Отсылка к Томасу Манну («немецкому писателю», которого перефразирует Бродский) связывает текст с европейской литературной традицией «писателей в изгнании», добровольном или принудительном, которая, наряду с модернистской метафорикой путешествия, открывает предпосылки авторской позиции поэта — его представление о себе как об изгнаннике опирается на модернистский дискурс перемещения, объединяющий творчество, путешествия и изгнание [47]. Публикация в «Нью-Йорк таймс» обозначила вхождение Бродского в высокий культурный канон изгнания.
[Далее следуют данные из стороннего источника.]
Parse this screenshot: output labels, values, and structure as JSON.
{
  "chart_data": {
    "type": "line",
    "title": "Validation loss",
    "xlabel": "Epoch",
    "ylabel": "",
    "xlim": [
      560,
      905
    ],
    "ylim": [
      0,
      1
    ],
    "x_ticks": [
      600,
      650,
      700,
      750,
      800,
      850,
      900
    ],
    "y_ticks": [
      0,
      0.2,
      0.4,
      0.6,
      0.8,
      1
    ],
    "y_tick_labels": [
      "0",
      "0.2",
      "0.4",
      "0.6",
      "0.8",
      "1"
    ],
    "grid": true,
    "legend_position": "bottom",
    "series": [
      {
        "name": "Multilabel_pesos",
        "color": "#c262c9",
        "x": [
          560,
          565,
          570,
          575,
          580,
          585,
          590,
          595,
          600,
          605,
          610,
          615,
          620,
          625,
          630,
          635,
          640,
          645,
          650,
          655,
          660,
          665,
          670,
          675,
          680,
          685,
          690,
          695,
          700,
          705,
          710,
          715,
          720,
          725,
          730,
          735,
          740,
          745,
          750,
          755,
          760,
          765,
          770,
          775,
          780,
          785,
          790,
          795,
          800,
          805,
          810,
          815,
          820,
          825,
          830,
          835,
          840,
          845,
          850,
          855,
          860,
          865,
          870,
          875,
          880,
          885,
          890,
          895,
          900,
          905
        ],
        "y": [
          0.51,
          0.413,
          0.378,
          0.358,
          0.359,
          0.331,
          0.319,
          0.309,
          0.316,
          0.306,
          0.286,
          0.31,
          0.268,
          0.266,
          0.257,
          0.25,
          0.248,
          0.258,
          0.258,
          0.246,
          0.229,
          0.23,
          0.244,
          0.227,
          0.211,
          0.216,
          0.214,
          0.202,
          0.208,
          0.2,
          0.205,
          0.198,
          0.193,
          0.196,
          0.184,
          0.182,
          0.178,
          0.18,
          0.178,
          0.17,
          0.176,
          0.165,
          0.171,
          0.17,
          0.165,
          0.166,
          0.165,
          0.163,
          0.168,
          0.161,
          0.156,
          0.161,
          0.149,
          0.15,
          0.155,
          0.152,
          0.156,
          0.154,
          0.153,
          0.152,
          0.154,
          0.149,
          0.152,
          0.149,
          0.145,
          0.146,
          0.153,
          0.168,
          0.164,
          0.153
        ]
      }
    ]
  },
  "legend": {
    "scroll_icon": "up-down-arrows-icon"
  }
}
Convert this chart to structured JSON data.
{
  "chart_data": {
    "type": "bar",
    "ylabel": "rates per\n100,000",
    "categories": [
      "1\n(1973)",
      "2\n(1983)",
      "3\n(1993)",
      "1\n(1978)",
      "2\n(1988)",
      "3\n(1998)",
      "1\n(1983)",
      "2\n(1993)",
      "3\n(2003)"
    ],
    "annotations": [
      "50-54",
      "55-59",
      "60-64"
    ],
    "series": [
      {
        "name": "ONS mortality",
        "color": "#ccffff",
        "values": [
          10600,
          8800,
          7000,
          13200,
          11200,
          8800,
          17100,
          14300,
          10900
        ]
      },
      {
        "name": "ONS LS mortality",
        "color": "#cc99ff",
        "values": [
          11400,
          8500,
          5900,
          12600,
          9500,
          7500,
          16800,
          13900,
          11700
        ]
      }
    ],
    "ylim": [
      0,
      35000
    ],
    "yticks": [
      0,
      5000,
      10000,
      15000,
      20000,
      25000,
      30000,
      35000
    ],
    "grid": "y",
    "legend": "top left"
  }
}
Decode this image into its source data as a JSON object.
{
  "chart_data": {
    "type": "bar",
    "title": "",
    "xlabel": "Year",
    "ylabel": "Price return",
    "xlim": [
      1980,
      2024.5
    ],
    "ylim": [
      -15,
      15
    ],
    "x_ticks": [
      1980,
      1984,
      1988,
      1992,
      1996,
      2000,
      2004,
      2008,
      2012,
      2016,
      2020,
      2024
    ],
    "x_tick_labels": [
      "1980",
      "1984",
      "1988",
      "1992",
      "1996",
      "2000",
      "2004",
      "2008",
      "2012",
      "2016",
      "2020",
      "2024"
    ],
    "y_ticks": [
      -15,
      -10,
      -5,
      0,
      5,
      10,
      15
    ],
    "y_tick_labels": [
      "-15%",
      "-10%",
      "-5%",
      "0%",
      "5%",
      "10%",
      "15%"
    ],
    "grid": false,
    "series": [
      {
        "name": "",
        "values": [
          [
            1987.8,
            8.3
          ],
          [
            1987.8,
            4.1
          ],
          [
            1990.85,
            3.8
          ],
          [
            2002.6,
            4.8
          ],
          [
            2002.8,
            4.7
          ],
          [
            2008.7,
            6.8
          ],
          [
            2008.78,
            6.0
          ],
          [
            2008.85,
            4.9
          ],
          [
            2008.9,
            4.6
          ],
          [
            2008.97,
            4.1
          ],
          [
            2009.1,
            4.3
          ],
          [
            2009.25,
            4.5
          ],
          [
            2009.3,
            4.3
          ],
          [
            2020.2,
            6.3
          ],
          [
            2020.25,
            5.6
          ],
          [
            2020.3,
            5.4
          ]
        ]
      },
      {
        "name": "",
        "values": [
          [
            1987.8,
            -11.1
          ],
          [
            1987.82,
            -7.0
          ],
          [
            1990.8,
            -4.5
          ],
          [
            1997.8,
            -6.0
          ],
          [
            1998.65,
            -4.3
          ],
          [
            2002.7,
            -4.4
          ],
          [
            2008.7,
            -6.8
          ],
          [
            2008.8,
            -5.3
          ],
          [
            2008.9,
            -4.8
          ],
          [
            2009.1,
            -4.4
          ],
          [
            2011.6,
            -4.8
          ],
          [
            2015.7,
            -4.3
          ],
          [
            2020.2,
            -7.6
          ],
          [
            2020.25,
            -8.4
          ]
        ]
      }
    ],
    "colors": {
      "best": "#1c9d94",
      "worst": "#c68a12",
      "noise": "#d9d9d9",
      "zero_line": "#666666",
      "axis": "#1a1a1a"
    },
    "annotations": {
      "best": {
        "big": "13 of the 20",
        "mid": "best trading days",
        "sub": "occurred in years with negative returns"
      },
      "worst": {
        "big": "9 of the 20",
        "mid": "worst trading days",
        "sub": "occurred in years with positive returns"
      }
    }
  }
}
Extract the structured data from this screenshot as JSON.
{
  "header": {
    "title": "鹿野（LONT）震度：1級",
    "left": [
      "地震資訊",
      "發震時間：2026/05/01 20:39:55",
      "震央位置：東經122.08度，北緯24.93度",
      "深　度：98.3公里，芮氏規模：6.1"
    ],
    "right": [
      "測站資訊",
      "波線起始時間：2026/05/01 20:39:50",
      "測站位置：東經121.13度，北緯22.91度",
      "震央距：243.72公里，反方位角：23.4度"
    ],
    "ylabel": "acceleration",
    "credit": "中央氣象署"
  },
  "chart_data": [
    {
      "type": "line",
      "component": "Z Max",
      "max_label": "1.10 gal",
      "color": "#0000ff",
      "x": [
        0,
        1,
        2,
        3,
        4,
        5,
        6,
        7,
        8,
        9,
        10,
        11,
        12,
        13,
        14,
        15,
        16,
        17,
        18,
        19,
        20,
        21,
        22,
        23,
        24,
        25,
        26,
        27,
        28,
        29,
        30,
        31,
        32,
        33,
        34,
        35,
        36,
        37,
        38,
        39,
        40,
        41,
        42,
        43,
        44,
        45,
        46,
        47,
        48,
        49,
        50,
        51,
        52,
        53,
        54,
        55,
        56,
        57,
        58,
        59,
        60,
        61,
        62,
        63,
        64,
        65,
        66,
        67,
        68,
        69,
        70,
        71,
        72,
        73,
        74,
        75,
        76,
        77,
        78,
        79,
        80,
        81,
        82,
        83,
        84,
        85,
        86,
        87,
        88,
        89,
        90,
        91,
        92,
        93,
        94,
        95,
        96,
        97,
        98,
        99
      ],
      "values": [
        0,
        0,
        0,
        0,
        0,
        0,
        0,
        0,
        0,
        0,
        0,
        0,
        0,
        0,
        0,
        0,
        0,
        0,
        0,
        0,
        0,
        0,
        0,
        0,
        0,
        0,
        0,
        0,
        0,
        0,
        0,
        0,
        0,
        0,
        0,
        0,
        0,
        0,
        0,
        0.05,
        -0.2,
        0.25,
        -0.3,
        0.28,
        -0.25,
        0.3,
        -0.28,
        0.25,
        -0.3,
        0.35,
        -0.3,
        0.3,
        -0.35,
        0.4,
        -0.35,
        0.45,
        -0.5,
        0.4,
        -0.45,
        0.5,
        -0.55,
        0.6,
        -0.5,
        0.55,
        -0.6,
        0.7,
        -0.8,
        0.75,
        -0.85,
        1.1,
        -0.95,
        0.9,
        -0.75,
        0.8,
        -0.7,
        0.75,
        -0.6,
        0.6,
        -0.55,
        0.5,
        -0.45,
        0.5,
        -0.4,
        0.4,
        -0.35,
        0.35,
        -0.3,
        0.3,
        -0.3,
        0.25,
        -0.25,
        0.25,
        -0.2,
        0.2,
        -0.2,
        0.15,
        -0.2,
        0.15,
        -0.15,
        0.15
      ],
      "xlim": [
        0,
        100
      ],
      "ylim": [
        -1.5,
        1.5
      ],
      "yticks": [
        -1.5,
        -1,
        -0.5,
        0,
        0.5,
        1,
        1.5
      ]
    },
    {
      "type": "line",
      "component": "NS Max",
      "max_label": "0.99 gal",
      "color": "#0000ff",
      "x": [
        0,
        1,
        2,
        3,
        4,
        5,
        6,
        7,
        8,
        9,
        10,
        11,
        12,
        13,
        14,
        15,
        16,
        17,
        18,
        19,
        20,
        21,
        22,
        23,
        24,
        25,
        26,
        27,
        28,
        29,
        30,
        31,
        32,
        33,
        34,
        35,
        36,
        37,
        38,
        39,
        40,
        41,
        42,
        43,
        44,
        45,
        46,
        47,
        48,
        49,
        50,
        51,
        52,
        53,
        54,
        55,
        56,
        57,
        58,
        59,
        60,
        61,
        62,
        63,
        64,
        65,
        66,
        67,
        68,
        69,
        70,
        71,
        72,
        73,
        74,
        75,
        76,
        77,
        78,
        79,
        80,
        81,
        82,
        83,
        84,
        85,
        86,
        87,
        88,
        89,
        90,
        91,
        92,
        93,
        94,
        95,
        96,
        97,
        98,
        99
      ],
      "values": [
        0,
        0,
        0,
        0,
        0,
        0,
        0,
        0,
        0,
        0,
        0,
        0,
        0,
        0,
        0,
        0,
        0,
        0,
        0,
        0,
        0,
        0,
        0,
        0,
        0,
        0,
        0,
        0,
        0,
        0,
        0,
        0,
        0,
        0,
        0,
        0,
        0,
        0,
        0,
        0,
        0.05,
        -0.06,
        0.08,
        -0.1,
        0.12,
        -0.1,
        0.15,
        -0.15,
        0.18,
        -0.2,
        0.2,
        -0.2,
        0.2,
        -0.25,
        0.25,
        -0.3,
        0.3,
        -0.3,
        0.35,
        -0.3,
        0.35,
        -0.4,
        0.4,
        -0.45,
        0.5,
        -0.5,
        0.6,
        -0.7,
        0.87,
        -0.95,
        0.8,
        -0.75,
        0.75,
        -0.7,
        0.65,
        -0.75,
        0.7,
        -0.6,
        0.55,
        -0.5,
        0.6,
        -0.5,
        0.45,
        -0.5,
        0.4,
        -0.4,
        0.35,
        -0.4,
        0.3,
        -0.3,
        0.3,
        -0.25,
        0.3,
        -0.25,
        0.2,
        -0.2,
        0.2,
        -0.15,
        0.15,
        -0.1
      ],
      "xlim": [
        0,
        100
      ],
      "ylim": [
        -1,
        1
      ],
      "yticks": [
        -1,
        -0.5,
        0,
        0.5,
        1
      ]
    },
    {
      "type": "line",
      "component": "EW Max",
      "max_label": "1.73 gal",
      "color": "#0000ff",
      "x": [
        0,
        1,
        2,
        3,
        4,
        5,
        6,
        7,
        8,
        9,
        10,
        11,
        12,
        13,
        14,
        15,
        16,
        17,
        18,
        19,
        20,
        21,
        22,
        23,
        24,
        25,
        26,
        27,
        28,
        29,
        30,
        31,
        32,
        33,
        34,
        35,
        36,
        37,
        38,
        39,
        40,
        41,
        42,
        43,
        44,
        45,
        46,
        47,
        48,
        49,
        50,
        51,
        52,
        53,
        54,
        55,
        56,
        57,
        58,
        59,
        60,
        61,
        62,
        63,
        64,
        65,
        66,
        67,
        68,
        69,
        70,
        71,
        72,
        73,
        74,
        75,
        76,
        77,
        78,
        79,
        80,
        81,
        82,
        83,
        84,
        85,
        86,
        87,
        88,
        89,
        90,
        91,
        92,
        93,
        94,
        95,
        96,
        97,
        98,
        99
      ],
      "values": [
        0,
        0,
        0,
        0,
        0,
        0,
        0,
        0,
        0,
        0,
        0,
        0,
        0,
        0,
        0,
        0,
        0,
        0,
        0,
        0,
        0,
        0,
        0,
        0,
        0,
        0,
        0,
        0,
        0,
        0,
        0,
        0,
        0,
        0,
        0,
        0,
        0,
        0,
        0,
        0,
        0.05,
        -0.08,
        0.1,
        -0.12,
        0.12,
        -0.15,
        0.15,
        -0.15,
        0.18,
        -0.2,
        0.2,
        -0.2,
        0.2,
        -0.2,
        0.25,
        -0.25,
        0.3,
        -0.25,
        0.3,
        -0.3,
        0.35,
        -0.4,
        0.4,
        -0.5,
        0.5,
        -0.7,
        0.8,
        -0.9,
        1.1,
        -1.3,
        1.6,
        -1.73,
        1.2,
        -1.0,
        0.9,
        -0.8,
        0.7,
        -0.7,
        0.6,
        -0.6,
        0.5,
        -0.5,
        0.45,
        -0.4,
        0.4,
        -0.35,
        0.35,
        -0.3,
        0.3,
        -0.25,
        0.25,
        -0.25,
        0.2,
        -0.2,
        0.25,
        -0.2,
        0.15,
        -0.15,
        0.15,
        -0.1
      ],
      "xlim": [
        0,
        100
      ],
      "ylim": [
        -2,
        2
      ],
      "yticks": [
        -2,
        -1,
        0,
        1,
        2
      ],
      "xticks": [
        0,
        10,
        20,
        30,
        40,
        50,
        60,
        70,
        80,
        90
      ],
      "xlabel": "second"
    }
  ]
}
И текст Бродского, и вводная статья работали на создание модернистской метафоры изгнания.
В «Состоянии, которое мы называем изгнанием», речи, написанной для конференции писателей-эмигрантов через пятнадцать лет после письма в «Нью-Йорк таймс» и вошедшей в сборник «О скорби и разуме», Бродский пытается сместить фокус с того значения, которое изгнание имело в канонической литературе, направив внимание на глобальные процессы миграции и перемещения народов. Писатель-изгнанник теперь не путешественник, а привилегированный иммигрант. Как кажется, Бродский в этом тексте бросает вызов другому американскому иммигранту-интеллектуалу, своему современнику Эдварду Саиду, который несколькими годами раньше опубликовал свои «Мысли об изгнании» (они впервые были напечатаны в журнале «Гранта» и с тех пор многократно переиздавались). Эссе Саида — одна из самых влиятельных попыток переоценить взгляды на изгнание предшествующих десятилетий. Оно начинается с критики гуманистических представлений об изгнании, высказывавшихся, к примеру, Джорджем Стайнером, который рассматривал изгнание как эстетическую выгоду и ключевой толчок к развитию западной литературы XX века. Саид подвергает сомнению представление Стайнера об «экстерриториальности» западной литературы и суммирует те культурные и социальные изменения, которые требуют переосмысления позиции писателя-изгнанника в современном мире:
Правда, изгнанники всех времен смотрели на мир с межкультурных, наднациональных позиций, терзались одной и той же тоской и отчаянием, брали на себя одни и те же просветительские и критические функции (кстати, блестяще и убедительно проанализированные Э.Х. Карром в его классической работе «Романтические изгнанники» о Герцене и других русских интеллигентах его круга). Но — и это непременно нужно учесть — у изгнанников нашего времени есть одно важное отличие. Изменился сам масштаб явления: наш век — время империализма и высокотехнологичных вооружений, время метящих в боги тоталитарных вождей — воистину век беженцев, перемещенных лиц, массовой иммиграции [48].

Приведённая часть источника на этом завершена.